After running the label from his childhood home in Maynard, Massachusetts, and then his apartment in Allston, Massachusetts, Sulzer opened the brick-and-mortar store and headquarters last February in Brookline. It’s not just a place to buy music and merch, he says, but also a community hub where people can “get a glimpse behind the curtain” and learn more about their favorite Counter Intuitive bands.

A young man in a black hoodie and baseball cap poses for a photo outside of a record store. Image by Ed Brennen
Jake Sulzer '15 sees his Boylston Street store in Brookline, Massachusetts, as a place where fans can learn more about their favorite Counter Intuitive recording artists.
“It’s been unreal. We had a line out the door on opening day. It was one of the best days of my life,” Sulzer says from behind the counter on a recent Friday afternoon as he was preparing to host his first in-store live-stream for one of his label’s artists, Prince Daddy & the Hyena.

Sulzer has known the punk rock group from Albany, New York, since his UML days, when he would help them book gigs at Uncharted and other venues around Lowell. Sulzer eventually signed the band and has twice played with them on tour, first on drums in 2017 and then on bass during a 2023 tour of Asia.

“It was awesome — one of the many things that I’ve been grateful to experience from this,” he says.

“This” is something Sulzer never dreamed of when heading into college. After an unsuccessful start as a business major, he tried again as a criminal justice major with a concentration in homeland security.

“My friend’s dad worked for FEMA (the Federal Emergency Management Agency), and he would get dispatched to help people when there was a natural disaster. I thought that sounded like a cool line of work,” Sulzer says.

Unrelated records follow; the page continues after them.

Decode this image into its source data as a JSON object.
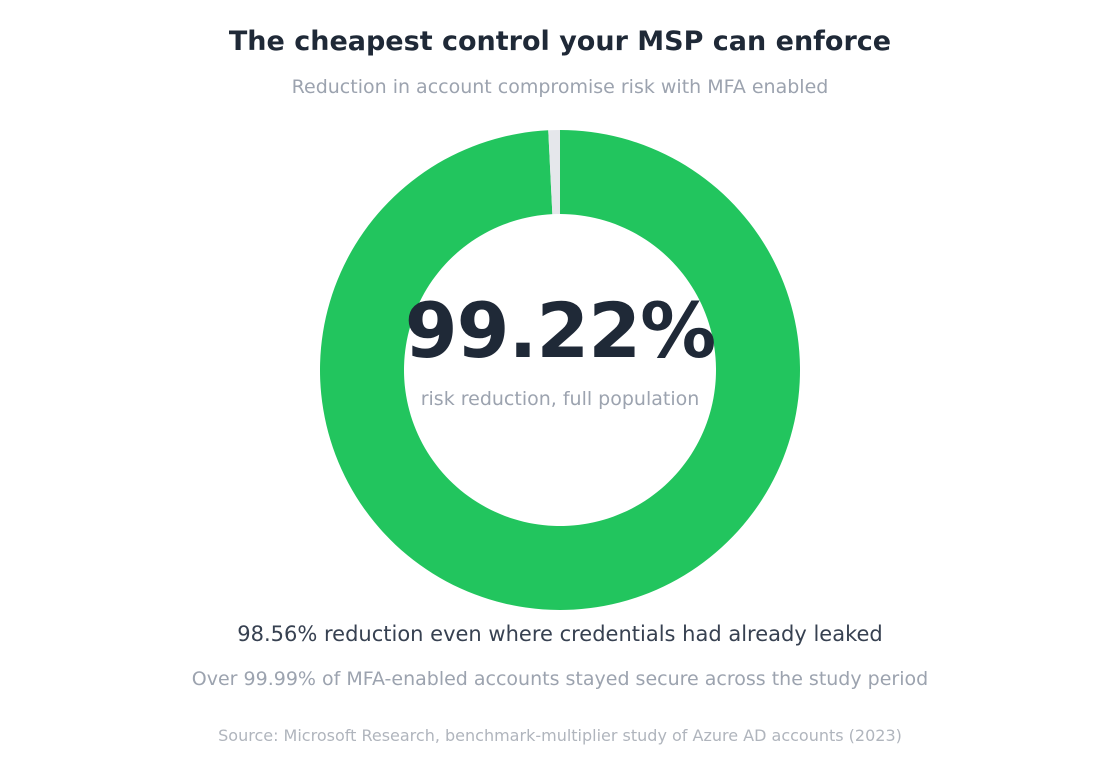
{
  "chart_data": {
    "type": "pie",
    "title": "The cheapest control your MSP can enforce",
    "subtitle": "Reduction in account compromise risk with MFA enabled",
    "slices": [
      {
        "label": "risk reduction, full population",
        "value": 99.22,
        "color": "#22c55e"
      },
      {
        "label": "",
        "value": 0.78,
        "color": "#e5e7eb"
      }
    ],
    "center_value": "99.22%",
    "center_label": "risk reduction, full population",
    "notes": [
      "98.56% reduction even where credentials had already leaked",
      "Over 99.99% of MFA-enabled accounts stayed secure across the study period"
    ],
    "source": "Source: Microsoft Research, benchmark-multiplier study of Azure AD accounts (2023)"
  }
}
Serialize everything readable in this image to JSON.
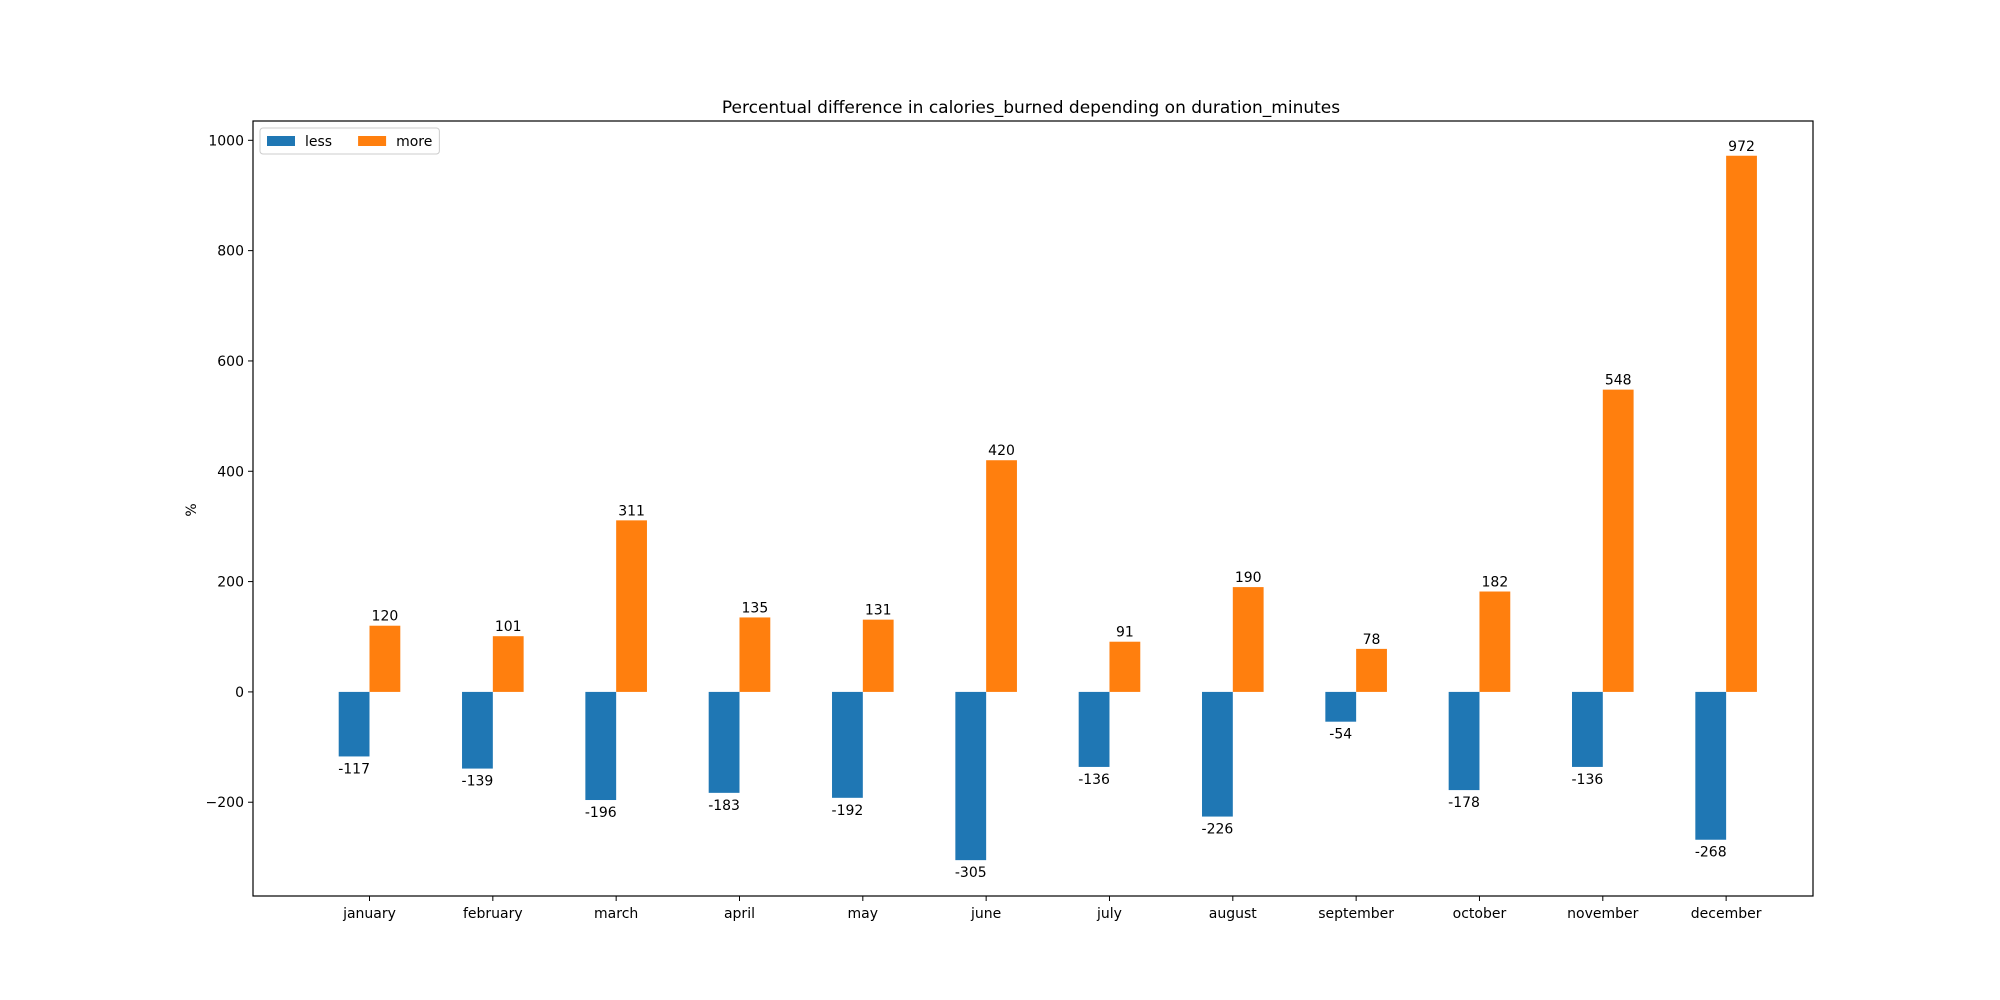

Outside of class, though, Sulzer found himself pulled toward UML’s music scene. 

Five people pose for a photo while standing in front of a pastel apartment building and two palm trees. Image by courtesy
Jake Sulzer '15, right, played with Macseal, a band on the Counter Intuitive roster, during their tour of Hong Kong last summer.
“There are so many talented musicians at UMass Lowell, and I just wanted to find ways to play music with them,” says Sulzer, whose friends Jess Hall ’17 (music performance) and Tom Stevens ’17 (English) were in a band called Oldsoul, which has gone on to release three albums with Counter Intuitive.

During his senior year, Sulzer came across an online demo from a local band, Bay Faction, who were studying at the Berklee College of Music. Sulzer reached out and asked if he could release their album on vinyl.

“I collected vinyl, but I had never put out a record. It was just a desperation shot in the dark,” he says.

The band took him up on the offer. So Sulzer used his savings (along with the money he was earning from a full-time sales job with a lab equipment manufacturer) to put out the record.

“It was extremely well-received and just kind of snowballed from there,” says Sulzer, who launched Counter Intuitive Records as a full-time endeavor that September. He chose the name, he says, after months of aggravating deliberation, finally realizing that stressing over the name was “counterintuitive” to his goal of “releasing good music.”

A young man in a baseball cap hooks up electronic equipment inside a record store. Image by Ed Brennen
Counter Intuitive Records owner Jake Sulzer '15 sets up for the first in-store live-stream for the band Prince Daddy & the Hyena.
As the label approaches its 10-year anniversary, Sulzer is thankful he took that leap of faith. He now has a distribution deal with Sony, he’s toured the world with some of his label’s bands, and he’s been able to build his own storefront from scratch.

While it’s not the typical career path of a criminal justice grad, Sulzer says the true value of his UML degree went beyond the classroom. 

“It’s cliché, but college is about more than education. It's about the experience of figuring out who you are and being exposed to different people from different backgrounds from all over the world,” he says. “Even if my education didn’t end up applying directly to my working life, the experience I had in college was invaluable.”